Nishijima observa que o HIV/aids possui uma característica diferente das outras doenças: o fato de não possuir recomendações proibitivas. Para se evitar o câncer de pulmão, por exemplo, é recomendado às pessoas não fumarem, pois o tabaco está diretamente relacionado com o surgimento de câncer no pulmão. Já com a HUV/aids não funciona desta maneira. Para evitar a doença não é aconselhado evitar relações sexuais ou o uso de drogas injetáveis, mas sim que se utilize preservativos ou agulhas individuais descartáveis. “Obviamente que neste último caso, por ser um consumo ilícito não há uma recomendação, apenas discute-se a possibilidade.  Note-se entretanto, que o sexo seguro depende grandemente de educação específica e contínua sobre a disseminação do vírus entre as gerações”, afirma a professora.

Por isso a educação específica a fim de orientar a população a seguir essas recomendações é tão necessária. “Não fume” é uma recomendação proibitiva. “Utilize preservativo” não. É um tratamento diferenciado das outras doenças crônicas. Além disso, orientar não apenas a prevenção para que pessoas saudáveis não adquiram o vírus, mas, também, para que pacientes contaminados não o transmitam a outras pessoas.

Contudo, a renda é o fator principal nessa equação. A pesquisa chega à conclusão de que a população de mais alta renda, e, portanto, com maior grau de instrução, apresentava maior número de incidência da aids nas regiões mais pobres do país. Porém, o motivo disso está no fato desta parcela da população ter acesso mais fácil aos serviços de saúde e, dessa forma, chegar a um diagnóstico mais rápido.

Os dados encontrados pelo estudo não dizem que a população de baixa renda esteja se infectando menos, mas, sim, que o diagnóstico demora a ser feito, tendo pessoas que nem ao menos sabem da sua condição. Segundo dados do Ministério da Saúde, cerca de 20% dos brasileiros não sabem que portam o vírus. No mundo, esse número pode chegar a mais de 50%, segundo a Unaids.

Dessa forma, chegou-se à conclusão de que regiões mais afastadas dos grandes centros urbanos são as que apresentam a maior incidência de aids. Isso pôde ser observado com base na taxa de mortalidade. Quando alguém morre em decorrência da doença, é constatado na autópsia, mesmo que o diagnóstico não tenha sido feito em vida.

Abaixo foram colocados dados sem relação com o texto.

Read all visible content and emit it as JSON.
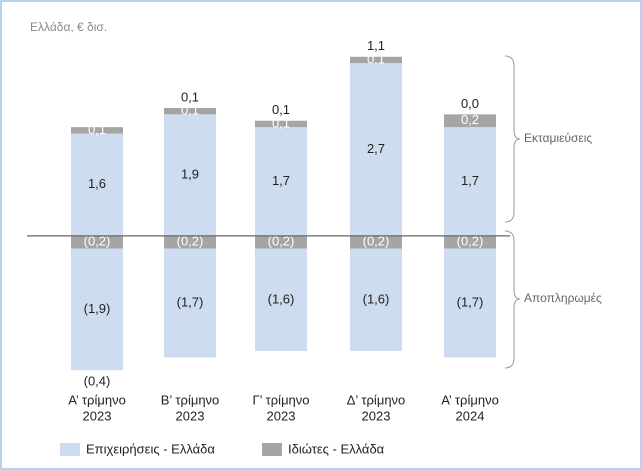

Então, ao observar a taxa de mortes de pessoas portadoras do vírus, ficou evidente a maior incidência nas regiões afastadas, onde o acesso à saúde é dificultado e algumas propagandas de conscientização podem não chegar.

“A gente encontrou [nas pesquisas] que a educação geral não teria tanto impacto direto nas regiões de acesso [a serviços de saúde]. Mas a educação específica tem. Nas regiões de acesso se tem, em geral, maior quantidade de campanhas, então a educação específica, explicando o que é a aids, funciona para diminuir a incidência”.

Os estudos ainda estão em fase preliminar. Para os próximos passos, a intenção é analisar os efeitos da educação sem a interferência dos dados de acesso, ou seja, compreender o aumento da doença em percentual controlado pela oferta de serviços de saúde.